I want to show uniform convergence of $\sum_{k=1}^{\infty} x^k e^{-kx}$ where $x \in [0,\infty)$. I am not sure how to demonstrate this since any avenues I have pursued have not worked. Does the Weierstrass M-test work for this, or should I be using something else?
I know the M-test works for just the $e^{-kx}$ portion, but I can't figure out how this will work for the whole.
You should be able to proceed by showing the function $f(x) = x^k*e^{-kx}$ is bounded. This is the M-test for uniform continuity.
So, we want to show there exists $M>0$ such that $|x^k*e^{-kx}| < M$ for all $x \in [0, \infty]$ and all $k \in [1, \infty]$. For finite $x$, this seems plausible. Let's first consider what happens as $x \rightarrow \infty$.
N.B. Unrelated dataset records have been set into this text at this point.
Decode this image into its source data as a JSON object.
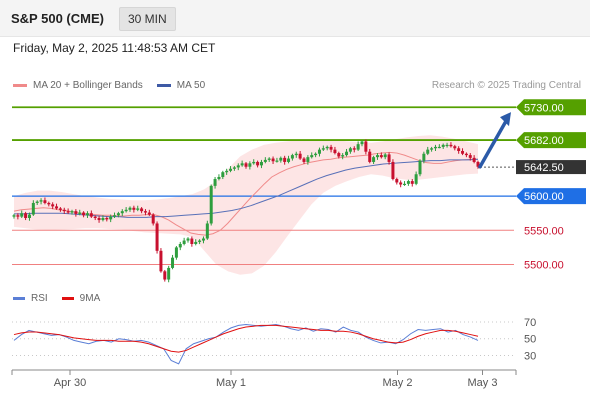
{
  "header": {
    "instrument": "S&P 500 (CME)",
    "timeframe": "30 MIN",
    "datetime": "Friday, May 2, 2025 11:48:53 AM CET"
  },
  "legend": {
    "ma20_label": "MA 20 + Bollinger Bands",
    "ma50_label": "MA 50",
    "credit": "Research © 2025 Trading Central"
  },
  "rsi_legend": {
    "rsi_label": "RSI",
    "ma_label": "9MA"
  },
  "colors": {
    "bull": "#2e9e3e",
    "bear": "#c8102e",
    "resistance": "#55a000",
    "pivot": "#1f6fe5",
    "support": "#f08080",
    "current": "#333333",
    "bollinger": "#fde0e0",
    "ma20": "#f08a8a",
    "ma50": "#5870b8",
    "rsi": "#5b7fd6",
    "rsi_ma": "#e01010",
    "arrow": "#2b5aa8"
  },
  "chart_data": [
    {
      "type": "candlestick",
      "title": "S&P 500 (CME)",
      "ylim": [
        5470,
        5745
      ],
      "x_ticks": [
        {
          "label": "Apr 30",
          "pos": 0.116
        },
        {
          "label": "May 1",
          "pos": 0.438
        },
        {
          "label": "May 2",
          "pos": 0.771
        },
        {
          "label": "May 3",
          "pos": 0.941
        }
      ],
      "levels": [
        {
          "value": 5730.0,
          "label": "5730.00",
          "kind": "resistance"
        },
        {
          "value": 5682.0,
          "label": "5682.00",
          "kind": "resistance"
        },
        {
          "value": 5642.5,
          "label": "5642.50",
          "kind": "current"
        },
        {
          "value": 5600.0,
          "label": "5600.00",
          "kind": "pivot"
        },
        {
          "value": 5550.0,
          "label": "5550.00",
          "kind": "support"
        },
        {
          "value": 5500.0,
          "label": "5500.00",
          "kind": "support"
        }
      ],
      "arrow": {
        "from": 5643,
        "to": 5720
      },
      "prices": [
        5572,
        5570,
        5575,
        5568,
        5573,
        5590,
        5592,
        5594,
        5590,
        5588,
        5585,
        5582,
        5580,
        5578,
        5576,
        5578,
        5574,
        5576,
        5572,
        5575,
        5570,
        5568,
        5565,
        5568,
        5566,
        5570,
        5572,
        5575,
        5578,
        5580,
        5583,
        5580,
        5582,
        5578,
        5576,
        5573,
        5560,
        5520,
        5490,
        5478,
        5495,
        5510,
        5525,
        5530,
        5535,
        5538,
        5530,
        5533,
        5535,
        5538,
        5560,
        5615,
        5625,
        5628,
        5635,
        5637,
        5640,
        5642,
        5645,
        5648,
        5643,
        5648,
        5650,
        5645,
        5650,
        5653,
        5655,
        5651,
        5652,
        5656,
        5650,
        5655,
        5660,
        5662,
        5655,
        5650,
        5657,
        5660,
        5662,
        5668,
        5670,
        5672,
        5668,
        5663,
        5658,
        5660,
        5665,
        5670,
        5668,
        5676,
        5680,
        5665,
        5650,
        5657,
        5660,
        5657,
        5661,
        5650,
        5625,
        5620,
        5617,
        5618,
        5622,
        5618,
        5632,
        5652,
        5662,
        5668,
        5670,
        5672,
        5672,
        5675,
        5675,
        5673,
        5670,
        5666,
        5662,
        5660,
        5656,
        5650,
        5643
      ],
      "ma20": [
        5578,
        5580,
        5581,
        5582,
        5583,
        5582,
        5580,
        5579,
        5577,
        5575,
        5574,
        5573,
        5572,
        5572,
        5571,
        5571,
        5572,
        5572,
        5573,
        5573,
        5570,
        5565,
        5558,
        5552,
        5546,
        5544,
        5543,
        5545,
        5550,
        5560,
        5572,
        5584,
        5596,
        5607,
        5618,
        5628,
        5634,
        5639,
        5643,
        5646,
        5649,
        5651,
        5653,
        5654,
        5656,
        5657,
        5658,
        5659,
        5660,
        5662,
        5663,
        5664,
        5663,
        5660,
        5656,
        5652,
        5649,
        5648,
        5648,
        5650,
        5652,
        5653,
        5654,
        5654
      ],
      "ma50": [
        5574,
        5574,
        5575,
        5575,
        5575,
        5575,
        5574,
        5573,
        5572,
        5571,
        5570,
        5570,
        5569,
        5569,
        5569,
        5570,
        5570,
        5571,
        5572,
        5573,
        5574,
        5575,
        5577,
        5579,
        5582,
        5586,
        5591,
        5596,
        5601,
        5607,
        5613,
        5619,
        5625,
        5630,
        5634,
        5638,
        5641,
        5643,
        5645,
        5647,
        5648,
        5649,
        5650,
        5651,
        5652,
        5652,
        5653,
        5653,
        5653,
        5654
      ],
      "bb_upper": [
        5600,
        5605,
        5608,
        5608,
        5606,
        5603,
        5600,
        5598,
        5596,
        5595,
        5594,
        5594,
        5595,
        5597,
        5600,
        5603,
        5610,
        5622,
        5640,
        5658,
        5668,
        5675,
        5678,
        5680,
        5682,
        5683,
        5683,
        5682,
        5680,
        5679,
        5678,
        5680,
        5683,
        5686,
        5688,
        5689,
        5687,
        5684,
        5680,
        5676
      ],
      "bb_lower": [
        5555,
        5553,
        5551,
        5550,
        5551,
        5552,
        5553,
        5553,
        5552,
        5551,
        5549,
        5547,
        5546,
        5545,
        5544,
        5540,
        5520,
        5500,
        5490,
        5485,
        5487,
        5498,
        5518,
        5542,
        5565,
        5588,
        5605,
        5615,
        5622,
        5628,
        5632,
        5630,
        5626,
        5624,
        5624,
        5626,
        5628,
        5630,
        5632,
        5633
      ]
    },
    {
      "type": "line",
      "title": "RSI",
      "ylim": [
        15,
        82
      ],
      "y_ticks": [
        70,
        50,
        30
      ],
      "series": [
        {
          "name": "RSI",
          "values": [
            48,
            55,
            60,
            58,
            56,
            54,
            55,
            52,
            48,
            46,
            44,
            47,
            48,
            46,
            50,
            49,
            47,
            48,
            46,
            42,
            38,
            24,
            20,
            38,
            44,
            47,
            50,
            52,
            58,
            63,
            66,
            67,
            66,
            65,
            66,
            67,
            65,
            62,
            60,
            63,
            59,
            62,
            61,
            58,
            64,
            60,
            58,
            52,
            48,
            45,
            46,
            44,
            49,
            56,
            61,
            60,
            61,
            62,
            58,
            60,
            55,
            52,
            48
          ]
        },
        {
          "name": "9MA",
          "values": [
            55,
            57,
            58,
            58,
            57,
            56,
            55,
            53,
            51,
            50,
            49,
            48,
            48,
            48,
            47,
            47,
            47,
            46,
            44,
            41,
            38,
            35,
            34,
            36,
            40,
            44,
            48,
            52,
            56,
            59,
            62,
            64,
            65,
            66,
            66,
            66,
            65,
            64,
            63,
            62,
            61,
            60,
            60,
            59,
            59,
            58,
            56,
            53,
            50,
            48,
            46,
            45,
            46,
            49,
            53,
            56,
            58,
            60,
            60,
            59,
            57,
            55,
            53
          ]
        }
      ]
    }
  ]
}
$\displaystyle \lim_{x \rightarrow \infty}x^k*e^{-kx} $ = $\displaystyle \lim_{x \rightarrow \infty}\frac{x^k}{e^{kx}}$.
Now we can use L'Hopital's rule $k$ times, and we're left with $\displaystyle \lim_{x \rightarrow \infty}\frac{1}{e^{x}} = 0$.
It ended up not even mattering what happened to $k$ in that limit.
What matters is the function values become very small as x becomes very large, so even as we sum k to infinity, we're ultimately shrinking our finite sums down, so the infinite sum converges.